MRIGlobal Innovator Says Preparation is the Best Medicine

MRIGlobal Innovator Says Preparation is the Best Medicine

Novel Zoonotic Diseases Warrant Innovative Approaches

Viruses cause human suffering in acute and chronic diseases, with one estimate suggesting that scientists have identified only 4,000 of the estimated 1.67 million viruses thought to exist on earth. At least some of these unknown viruses are zoonotic or capable of “spillover” transmission from animals to humans at any time. Due to global trade and travel, climate change, and other factors, that risk has increased substantially in recent decades. And it is only a matter of time until a new infection is observed.

Today, the most well-known zoonotic disease is COVID-19, which has killed more than 6.5 million people globally and infected approximately 631 million. Strong evidence points to a seafood market in Wuhan, China, as the epicenter of SARS-CoV-2, the virus that causes COVID-19. While the virus is believed to have originated in bats, a well-known vector for many zoonotic diseases, positive environmental samples indicate that it jumped to a raccoon dog housed at the market. Native to East Asia and sold for meat and fur, the animal likely spread the disease to a human host. To effectively combat future zoonotic disease outbreaks before they become epidemics and pandemics, we must be prepared with innovative solutions.

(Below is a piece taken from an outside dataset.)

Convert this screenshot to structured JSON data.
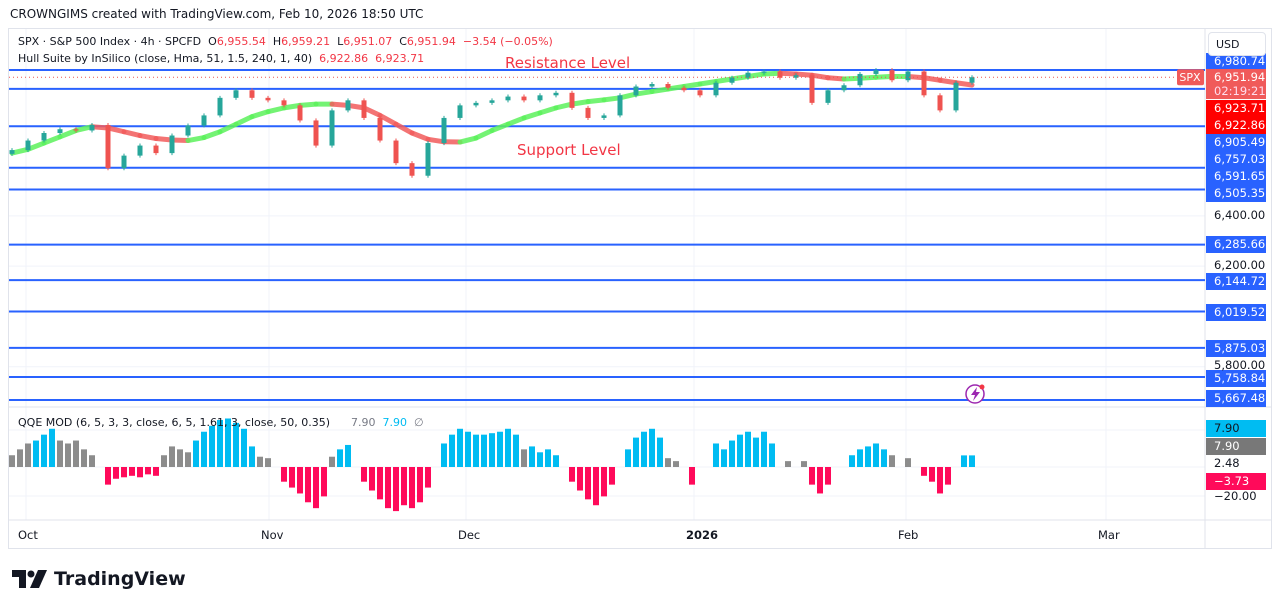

Responding to emerging novel diseases poses a unique challenge, as it can be difficult to know which ones may threaten public health. Today, predictive algorithms can be used as a biosurveillance tool, offering an early warning sign for outbreaks that warrant a public health response. As individual disease cases are reported to local health officials and diagnosed by public health professionals, cumulative data points can calculate disease risks and effectively predict disease events, enabling informed planning and responses.

These diagnoses demand new and accelerated disease diagnostic technologies to rapidly and accurately identify infectious diseases, including zoonotic viruses. When diagnostic tools can identify the characteristics of the new disease on a tighter timeline, then suitable therapeutics and treatment plans will be generated faster, saving more lives.

Our innovative work aims to leverage advances in gene editing technologies to develop field-forward diagnostic and biosurveillance technology that enables rapid detection of zoonotic and other viruses, bacteria, host biomarkers, and other diseases anytime, anywhere. Collaborating with partners, we are working on designing, developing, prototyping, and deploying a novel nucleic acid detection device. This is a massively multiplexed detection (MMD) device for 1,000 or more targets in various samples, including respiratory, soil, serum, and vector-borne (mosquitos and ticks). The goal is for this MMD device to be simple to operate, low-cost, and rapidly reconfigurable to provide high-impact, high-quality, and trusted information that enhances decision-making and concomitant action. As a result, it will improve the speed and efficacy of triage and treatment, thus augmenting the standard of care for the military and public health domains in austere environments.

With an understanding of where and what a disease is, an appropriate response can be implemented before more people become ill, public health infrastructure is overwhelmed, or the disease mutates to become more virulent.